Dhruv Jain receives Google funding for enhanced sound awareness for deaf and hard-of-hearing individuals
Dhruv Jain, assistant professor of computer science and engineering at the University of Michigan, has received a $75,000 grant from the Google Academic Research Awards program for his project titled “Enhancing Auditory Scene Understanding for Deaf and Hard of Hearing People.” Working together with CSE master’s student Leo Wu, Jain aims to transform how deaf and hard-of-hearing (DHH) individuals perceive and interact with their acoustic environments.
The Google Academic Research Awards program aims to support cutting-edge research in computer science and related fields. Each year, Google funds a select number of proposals that demonstrate potential for significant technological impact and relevance to current challenges in the field.
Jain and Wu’s project seeks to address the limitations of existing sound awareness systems by leveraging state-of-the-art machine learning models to provide nuanced auditory scene information to DHH users, such as the source of a sound, its distance, importance, or a sequence of events.
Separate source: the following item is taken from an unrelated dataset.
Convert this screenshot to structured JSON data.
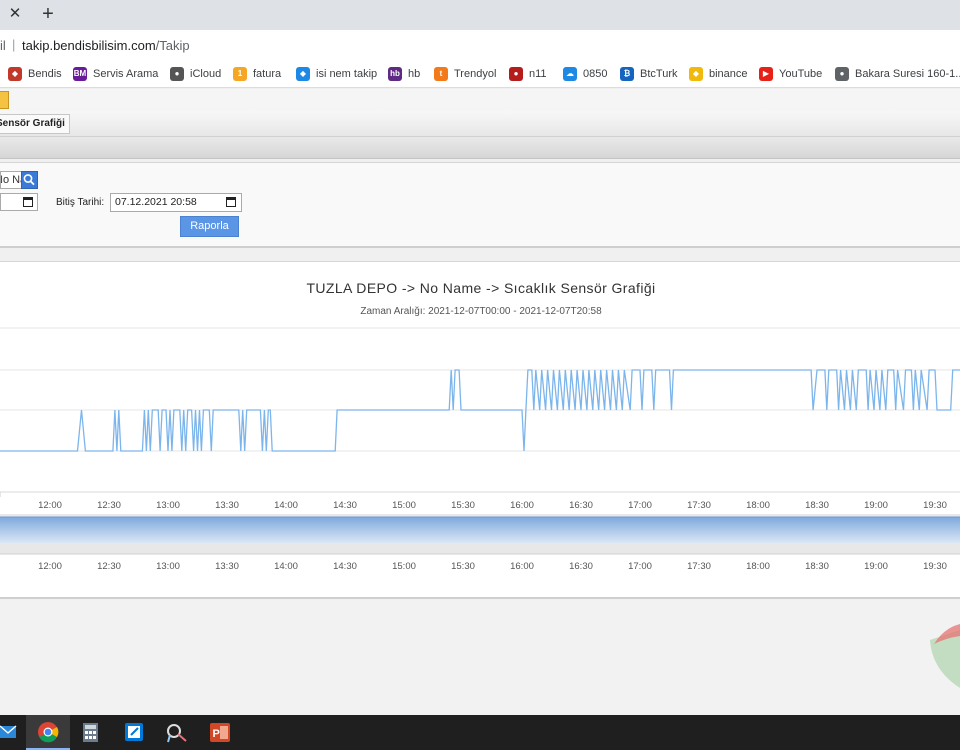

These detailed auditory cues can play a critical role in ensuring safety, facilitating communication, and generally enhancing their overall awareness.
Current sound awareness systems are limited, often focusing on classifying sounds into predefined categories. They fail to provide DHH users with the depth and richness of information necessary to gain a comprehensive understanding of their auditory surroundings.
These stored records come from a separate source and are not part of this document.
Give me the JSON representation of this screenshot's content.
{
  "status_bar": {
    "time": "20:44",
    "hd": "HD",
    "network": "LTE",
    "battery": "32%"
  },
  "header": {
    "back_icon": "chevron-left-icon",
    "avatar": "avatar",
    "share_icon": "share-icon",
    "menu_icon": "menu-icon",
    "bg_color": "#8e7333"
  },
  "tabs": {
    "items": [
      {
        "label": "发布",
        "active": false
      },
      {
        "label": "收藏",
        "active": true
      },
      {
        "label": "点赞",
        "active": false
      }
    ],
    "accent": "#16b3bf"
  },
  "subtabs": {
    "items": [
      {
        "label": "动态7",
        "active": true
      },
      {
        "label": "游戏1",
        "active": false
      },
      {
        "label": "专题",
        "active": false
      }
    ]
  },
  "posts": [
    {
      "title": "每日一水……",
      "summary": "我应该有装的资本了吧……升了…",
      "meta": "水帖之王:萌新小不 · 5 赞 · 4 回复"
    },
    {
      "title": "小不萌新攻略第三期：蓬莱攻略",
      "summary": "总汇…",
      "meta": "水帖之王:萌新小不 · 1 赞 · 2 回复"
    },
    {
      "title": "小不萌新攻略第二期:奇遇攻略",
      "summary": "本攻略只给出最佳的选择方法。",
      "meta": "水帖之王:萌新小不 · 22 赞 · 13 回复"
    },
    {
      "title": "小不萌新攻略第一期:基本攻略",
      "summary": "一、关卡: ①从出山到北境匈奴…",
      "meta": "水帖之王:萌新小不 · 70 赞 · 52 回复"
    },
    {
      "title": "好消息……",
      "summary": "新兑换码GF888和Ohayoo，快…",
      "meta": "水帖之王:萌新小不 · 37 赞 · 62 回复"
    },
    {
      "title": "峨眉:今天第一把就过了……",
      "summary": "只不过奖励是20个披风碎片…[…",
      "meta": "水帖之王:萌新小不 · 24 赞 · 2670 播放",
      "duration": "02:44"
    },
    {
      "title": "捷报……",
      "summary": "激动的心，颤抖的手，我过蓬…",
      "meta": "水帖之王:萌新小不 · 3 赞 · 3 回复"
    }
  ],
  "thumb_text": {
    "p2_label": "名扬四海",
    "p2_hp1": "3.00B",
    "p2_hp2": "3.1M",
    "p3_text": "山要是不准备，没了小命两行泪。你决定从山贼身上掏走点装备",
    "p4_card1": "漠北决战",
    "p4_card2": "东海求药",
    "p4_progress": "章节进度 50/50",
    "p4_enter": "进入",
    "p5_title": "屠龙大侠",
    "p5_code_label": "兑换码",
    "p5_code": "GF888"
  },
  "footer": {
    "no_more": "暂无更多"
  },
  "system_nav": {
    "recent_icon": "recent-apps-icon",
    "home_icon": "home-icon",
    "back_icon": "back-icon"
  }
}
Jain and Wu aim to address this gap through a multi-phase research plan that includes understanding the specific auditory cues DHH individuals need, designing prompts for an advanced auditory scene understanding model, and building a mobile application to deliver this information in real time in various contexts.
By enhancing auditory scene understanding for DHH individuals, the research team aims to provide a tool that significantly improves the auditory scene understanding of DHH individuals.
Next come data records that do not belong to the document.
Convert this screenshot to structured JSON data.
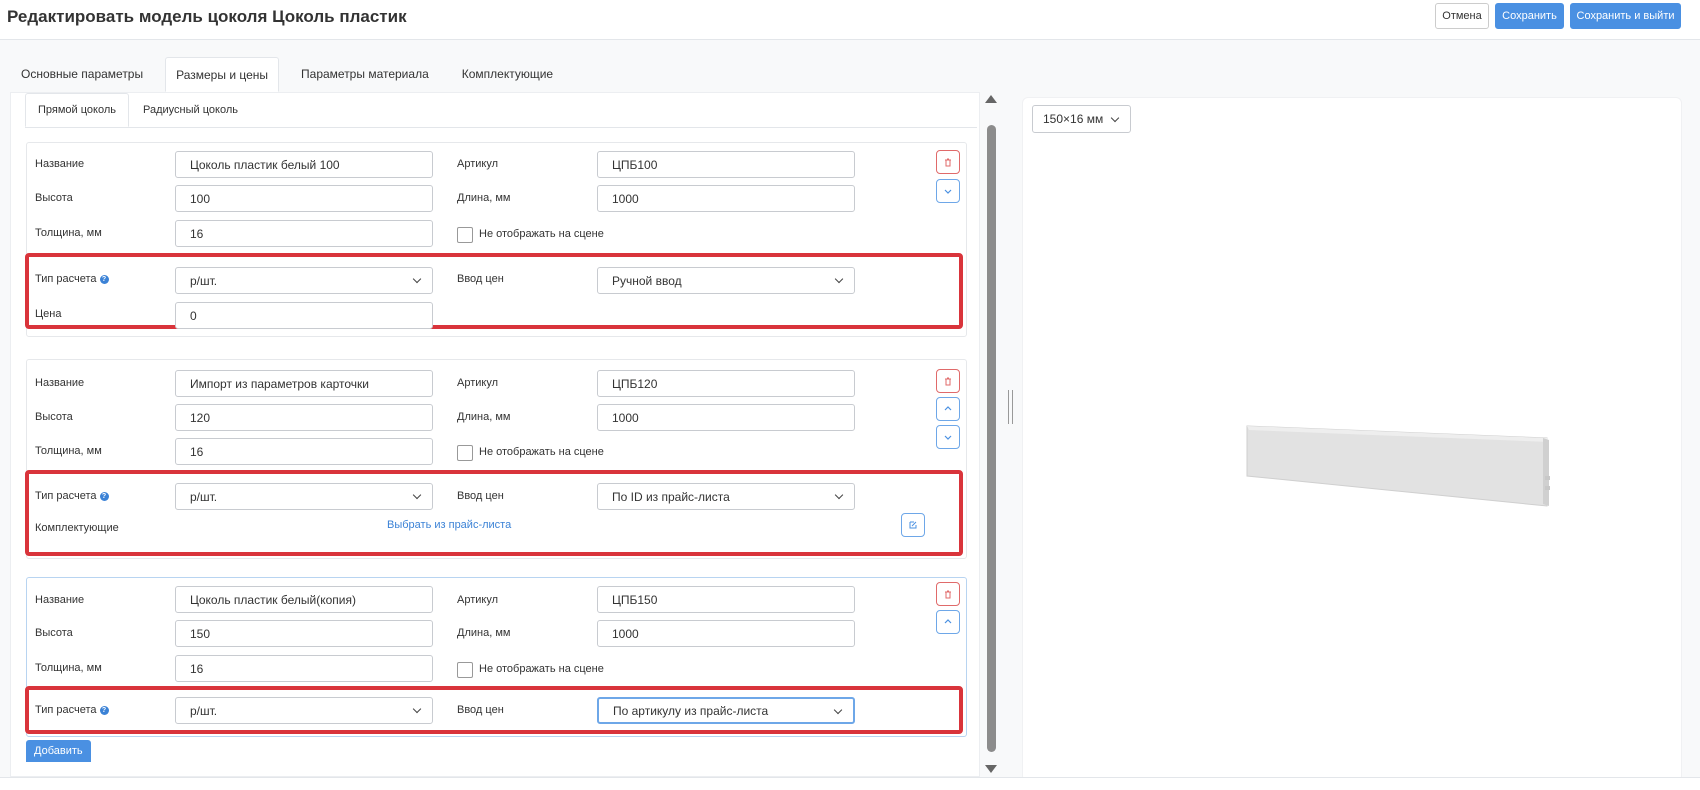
{
  "header": {
    "title": "Редактировать модель цоколя Цоколь пластик",
    "cancel_label": "Отмена",
    "save_label": "Сохранить",
    "save_exit_label": "Сохранить и выйти"
  },
  "tabs": [
    {
      "label": "Основные параметры",
      "active": false
    },
    {
      "label": "Размеры и цены",
      "active": true
    },
    {
      "label": "Параметры материала",
      "active": false
    },
    {
      "label": "Комплектующие",
      "active": false
    }
  ],
  "subtabs": [
    {
      "label": "Прямой цоколь",
      "active": true
    },
    {
      "label": "Радиусный цоколь",
      "active": false
    }
  ],
  "labels": {
    "name": "Название",
    "article": "Артикул",
    "height": "Высота",
    "length": "Длина, мм",
    "thickness": "Толщина, мм",
    "hide_on_scene": "Не отображать на сцене",
    "calc_type": "Тип расчета",
    "price_input": "Ввод цен",
    "price": "Цена",
    "accessories": "Комплектующие",
    "help": "?"
  },
  "items": [
    {
      "name": "Цоколь пластик белый 100",
      "article": "ЦПБ100",
      "height": "100",
      "length": "1000",
      "thickness": "16",
      "calc_type": "р/шт.",
      "price_input": "Ручной ввод",
      "price": "0"
    },
    {
      "name": "Импорт из параметров карточки",
      "article": "ЦПБ120",
      "height": "120",
      "length": "1000",
      "thickness": "16",
      "calc_type": "р/шт.",
      "price_input": "По ID из прайс-листа",
      "accessories_link": "Выбрать из прайс-листа"
    },
    {
      "name": "Цоколь пластик белый(копия)",
      "article": "ЦПБ150",
      "height": "150",
      "length": "1000",
      "thickness": "16",
      "calc_type": "р/шт.",
      "price_input": "По артикулу из прайс-листа"
    }
  ],
  "add_label": "Добавить",
  "preview": {
    "size_select": "150×16 мм"
  },
  "colors": {
    "primary": "#4a90e2",
    "highlight": "#d9343b",
    "delete": "#e06a6a"
  }
}
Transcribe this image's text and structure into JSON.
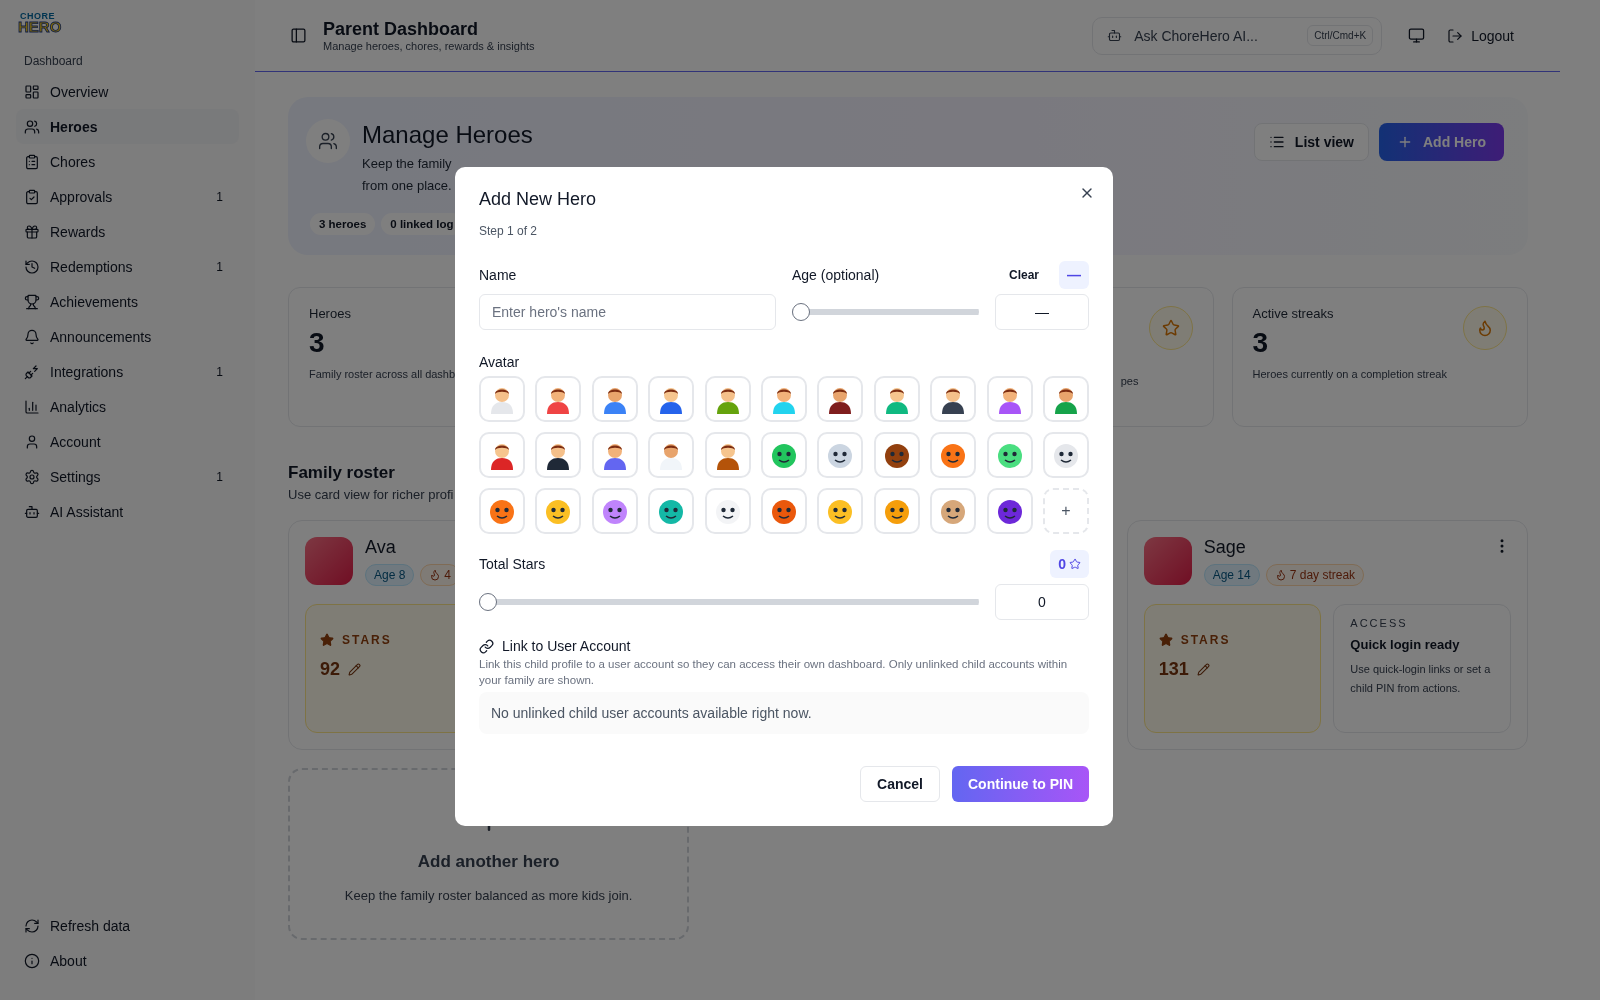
{
  "sidebar": {
    "logo": {
      "top": "CHORE",
      "bottom": "HERO"
    },
    "section": "Dashboard",
    "items": [
      {
        "label": "Overview",
        "selected": false
      },
      {
        "label": "Heroes",
        "selected": true
      },
      {
        "label": "Chores",
        "selected": false
      },
      {
        "label": "Approvals",
        "selected": false,
        "badge": "1"
      },
      {
        "label": "Rewards",
        "selected": false
      },
      {
        "label": "Redemptions",
        "selected": false,
        "badge": "1"
      },
      {
        "label": "Achievements",
        "selected": false
      },
      {
        "label": "Announcements",
        "selected": false
      },
      {
        "label": "Integrations",
        "selected": false,
        "badge": "1"
      },
      {
        "label": "Analytics",
        "selected": false
      },
      {
        "label": "Account",
        "selected": false
      },
      {
        "label": "Settings",
        "selected": false,
        "badge": "1"
      },
      {
        "label": "AI Assistant",
        "selected": false
      }
    ],
    "footer": [
      "Refresh data",
      "About"
    ]
  },
  "header": {
    "title": "Parent Dashboard",
    "subtitle": "Manage heroes, chores, rewards & insights",
    "assistant": {
      "label": "Ask ChoreHero AI...",
      "shortcut": "Ctrl/Cmd+K"
    },
    "logout": "Logout"
  },
  "heroes_panel": {
    "title": "Manage Heroes",
    "description_lines": [
      "Keep the family",
      "from one place."
    ],
    "chips": [
      "3 heroes",
      "0 linked log"
    ],
    "list_view": "List view",
    "add_hero": "Add Hero"
  },
  "stats": [
    {
      "title": "Heroes",
      "value": "3",
      "note": "Family roster across all dashb"
    },
    {
      "note": "pes"
    },
    {
      "title": "Active streaks",
      "value": "3",
      "note": "Heroes currently on a completion streak"
    }
  ],
  "roster": {
    "title": "Family roster",
    "subtitle": "Use card view for richer profi",
    "heroes": [
      {
        "name": "Ava",
        "age": "Age 8",
        "streak": "4",
        "stars_label": "STARS",
        "stars_value": "92"
      },
      {
        "name": "Sage",
        "age": "Age 14",
        "streak": "7 day streak",
        "stars_label": "STARS",
        "stars_value": "131",
        "access": {
          "label": "ACCESS",
          "title": "Quick login ready",
          "note": "Use quick-login links or set a child PIN from actions."
        }
      }
    ],
    "add_card": {
      "title": "Add another hero",
      "note": "Keep the family roster balanced as more kids join."
    }
  },
  "modal": {
    "title": "Add New Hero",
    "step": "Step 1 of 2",
    "name": {
      "label": "Name",
      "placeholder": "Enter hero's name"
    },
    "age": {
      "label": "Age (optional)",
      "clear": "Clear",
      "badge": "—",
      "level": 0,
      "value": "—"
    },
    "avatar": {
      "label": "Avatar",
      "add": "+",
      "options": [
        {
          "selected": false
        },
        {
          "selected": false
        },
        {
          "selected": false
        },
        {
          "selected": false
        },
        {
          "selected": false
        },
        {
          "selected": false
        },
        {
          "selected": false
        },
        {
          "selected": false
        },
        {
          "selected": false
        },
        {
          "selected": false
        },
        {
          "selected": false
        },
        {
          "selected": false
        },
        {
          "selected": false
        },
        {
          "selected": false
        },
        {
          "selected": false
        },
        {
          "selected": false
        },
        {
          "selected": false
        },
        {
          "selected": false
        },
        {
          "selected": false
        },
        {
          "selected": false
        },
        {
          "selected": false
        },
        {
          "selected": false
        },
        {
          "selected": false
        },
        {
          "selected": false
        },
        {
          "selected": false
        },
        {
          "selected": false
        },
        {
          "selected": false
        },
        {
          "selected": false
        },
        {
          "selected": false
        },
        {
          "selected": false
        },
        {
          "selected": false
        },
        {
          "selected": false
        }
      ]
    },
    "total_stars": {
      "label": "Total Stars",
      "badge": "0",
      "level": 0,
      "value": "0"
    },
    "link": {
      "title": "Link to User Account",
      "description": "Link this child profile to a user account so they can access their own dashboard. Only unlinked child accounts within your family are shown.",
      "empty": "No unlinked child user accounts available right now."
    },
    "buttons": {
      "cancel": "Cancel",
      "continue": "Continue to PIN"
    }
  }
}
“The hope is that conveying more holistic semantic auditory information will provide DHH individuals with actionable cues and support them in performing everyday tasks,” Jain described. “For example, a user could be able to discern the order of events, such as a kettle boiling followed by a microwave beep or oil sizzling, the relative loudness of sounds, and specific traits of recognized sounds (e.g., the sizzling pattern) that may assist them in the cooking process.”
Furthermore, their research will contribute valuable insights into the design of auditory systems, advancing the fields of machine learning and human-computer interaction more generally. It will pave the way for more sophisticated models capable of interpreting audio data in meaningful ways for both the DHH community and all users, in the process fostering a more inclusive and accessible world.